Hugging Face dropped its Spring 2026 State of Open Source report this week. The headline numbers tell three different stories at once: a geographic shift, an institutional shift, and a concentration shift. None of them point in the direction the 2024 conventional wisdom suggested they would.

70% → 37%

In 2024, US-origin models accounted for roughly 70% of all model downloads from the Hugging Face hub. Today that share is 37%. Most of the missing 33 points went to China-origin models, which now account for 41% of downloads — more than the US for the first time.

This isn't a "China is catching up" story. It's a "China caught up and the audience moved." Qwen-3, DeepSeek-V3, Kimi K2, Yi, Baichuan — the catalog of credible Chinese open-source frontier models grew faster than people tracking US-only releases noticed. Hugging Face's traffic numbers are downstream of practitioners deciding which models to download for real work. Practitioners voted with their bandwidth.

The remaining 22% is distributed across European labs, independent contributors, and university releases.

Industry labs lost ground to solo devs

The second shift, less publicized but more interesting: individual contributors now ship more credible open-source models than industry labs do. Meta, Google, Anthropic, Mistral combined produce fewer top-tier OSS releases per quarter than the long tail of solo developers and small teams.

That's partially because Meta — historically the largest OSS contributor — has slowed its frontier-model release cadence. It's partially because fine-tuning and merging recipes have gotten good enough that a single developer with a few hundred dollars of compute can produce a model that ranks competitively on a domain-specific benchmark. The barrier to "credible open-source release" dropped.

The implication for builders: when you go looking for an open-source model for a specific use case, the right place to look has shifted. The official Meta / Google / Mistral release lists are still useful but no longer comprehensive.

Concentration in 200 models

The third shift cuts the other way. 50% of all downloads now go to 200 models, out of 2 million publicly hosted on Hugging Face.

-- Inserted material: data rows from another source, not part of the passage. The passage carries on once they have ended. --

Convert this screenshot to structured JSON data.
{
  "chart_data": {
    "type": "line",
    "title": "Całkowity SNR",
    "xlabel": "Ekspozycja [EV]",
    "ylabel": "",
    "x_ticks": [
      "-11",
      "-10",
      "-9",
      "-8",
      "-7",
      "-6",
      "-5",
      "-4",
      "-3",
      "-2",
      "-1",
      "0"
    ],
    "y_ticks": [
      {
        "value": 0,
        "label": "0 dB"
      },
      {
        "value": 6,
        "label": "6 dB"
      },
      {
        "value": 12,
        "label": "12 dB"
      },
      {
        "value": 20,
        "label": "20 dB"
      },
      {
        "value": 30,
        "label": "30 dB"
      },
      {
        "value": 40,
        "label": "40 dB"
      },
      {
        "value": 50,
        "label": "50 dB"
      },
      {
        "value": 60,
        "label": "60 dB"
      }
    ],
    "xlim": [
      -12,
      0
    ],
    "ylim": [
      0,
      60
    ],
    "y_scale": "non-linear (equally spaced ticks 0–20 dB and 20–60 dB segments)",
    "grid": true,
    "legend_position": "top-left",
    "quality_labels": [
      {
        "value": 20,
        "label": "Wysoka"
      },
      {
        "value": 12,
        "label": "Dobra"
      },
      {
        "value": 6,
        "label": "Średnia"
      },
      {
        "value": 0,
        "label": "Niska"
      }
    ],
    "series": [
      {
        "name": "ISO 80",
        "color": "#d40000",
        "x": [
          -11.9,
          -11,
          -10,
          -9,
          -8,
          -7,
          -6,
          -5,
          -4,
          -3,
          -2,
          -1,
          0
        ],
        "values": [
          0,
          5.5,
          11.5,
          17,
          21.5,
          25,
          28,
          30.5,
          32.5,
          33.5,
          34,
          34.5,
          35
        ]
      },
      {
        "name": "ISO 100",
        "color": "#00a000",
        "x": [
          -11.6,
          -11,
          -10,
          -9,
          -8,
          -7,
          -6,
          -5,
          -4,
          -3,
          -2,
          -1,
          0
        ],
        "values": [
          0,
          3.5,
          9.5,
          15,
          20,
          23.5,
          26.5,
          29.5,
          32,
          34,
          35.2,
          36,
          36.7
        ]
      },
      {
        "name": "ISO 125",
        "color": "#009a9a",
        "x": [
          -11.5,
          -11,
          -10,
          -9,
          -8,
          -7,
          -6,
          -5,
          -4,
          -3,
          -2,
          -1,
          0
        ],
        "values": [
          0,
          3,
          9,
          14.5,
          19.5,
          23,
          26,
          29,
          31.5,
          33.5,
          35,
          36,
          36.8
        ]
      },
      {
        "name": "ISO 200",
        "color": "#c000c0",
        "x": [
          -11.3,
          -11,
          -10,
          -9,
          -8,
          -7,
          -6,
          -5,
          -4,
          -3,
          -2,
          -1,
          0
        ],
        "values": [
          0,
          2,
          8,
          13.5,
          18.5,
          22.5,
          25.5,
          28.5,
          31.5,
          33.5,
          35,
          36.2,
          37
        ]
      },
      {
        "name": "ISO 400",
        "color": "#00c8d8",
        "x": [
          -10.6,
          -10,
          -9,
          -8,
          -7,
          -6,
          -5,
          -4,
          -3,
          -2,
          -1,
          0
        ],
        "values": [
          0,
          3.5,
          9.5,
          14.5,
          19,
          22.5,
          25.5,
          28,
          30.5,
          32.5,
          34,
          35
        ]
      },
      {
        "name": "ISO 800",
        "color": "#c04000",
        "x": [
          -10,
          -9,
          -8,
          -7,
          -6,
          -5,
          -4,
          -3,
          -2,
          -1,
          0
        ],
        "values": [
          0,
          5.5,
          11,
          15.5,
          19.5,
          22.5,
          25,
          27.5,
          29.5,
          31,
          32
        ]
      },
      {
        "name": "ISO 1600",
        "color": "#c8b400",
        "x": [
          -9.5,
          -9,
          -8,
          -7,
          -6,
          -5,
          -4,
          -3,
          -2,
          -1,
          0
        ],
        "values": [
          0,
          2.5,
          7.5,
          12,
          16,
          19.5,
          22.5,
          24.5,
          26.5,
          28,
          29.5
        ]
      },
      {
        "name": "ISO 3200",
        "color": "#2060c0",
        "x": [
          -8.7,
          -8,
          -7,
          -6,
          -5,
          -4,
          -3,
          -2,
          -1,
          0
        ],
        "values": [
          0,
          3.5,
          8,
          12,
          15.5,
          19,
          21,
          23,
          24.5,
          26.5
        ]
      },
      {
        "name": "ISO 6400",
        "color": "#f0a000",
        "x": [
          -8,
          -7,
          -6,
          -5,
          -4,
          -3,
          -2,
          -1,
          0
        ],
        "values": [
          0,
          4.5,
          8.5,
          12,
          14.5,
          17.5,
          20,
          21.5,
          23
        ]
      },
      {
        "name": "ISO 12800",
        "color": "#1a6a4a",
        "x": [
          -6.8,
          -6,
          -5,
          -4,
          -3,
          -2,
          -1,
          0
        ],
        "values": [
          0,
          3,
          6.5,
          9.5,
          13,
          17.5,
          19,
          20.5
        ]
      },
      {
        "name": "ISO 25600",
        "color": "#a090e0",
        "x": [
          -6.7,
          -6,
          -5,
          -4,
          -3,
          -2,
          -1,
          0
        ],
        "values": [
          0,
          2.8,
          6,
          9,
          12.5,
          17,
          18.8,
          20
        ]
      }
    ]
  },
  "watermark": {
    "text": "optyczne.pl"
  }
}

The long tail of "I trained a thing once and posted it" hasn't gone away — there are more such models than ever — but the working set practitioners actually pull from is small and getting smaller.

That makes sense if you think about it. Most people aren't experimenting with models; they're shipping something. And shipping requires a model with a working ecosystem of fine-tunes, quantized variants, inference templates, and benchmarks. The 200 are the models that have those ecosystems. Everything else is a leaf node.

What to do this quarter

Three actions that follow from the report.

Audit your model defaults. If your 2024 default was meta-llama/Llama-3 or some variant, ask whether that's still the right baseline for your workload. The Qwen-3 family is now ahead on most multi-lingual tasks. DeepSeek-V3 is ahead on reasoning. Kimi K2 is ahead on long context. The right answer depends on your workload, but it almost certainly isn't the 2024 default anymore.

Don't assume small-team releases are less mature. A fine-tune from a known practitioner on a domain you care about can outperform an industry lab's generalist release by a wide margin. The "industry lab = best quality" heuristic isn't reliable in spring 2026.

Track the 200, not the 2 million. Hugging Face's filtered top-200 list, updated weekly, is now the right working set to monitor. Anything outside it is either niche or experimental — both legitimate, but not where most production work should start.

The numbers — 70 to 37, China at 41, 50% on 200 models, 13M users — are useful as quotes. The actionable bit is the underlying shift in who you should trust for your next model choice. The 2024 answer was "the big four labs." The spring 2026 answer is "look harder."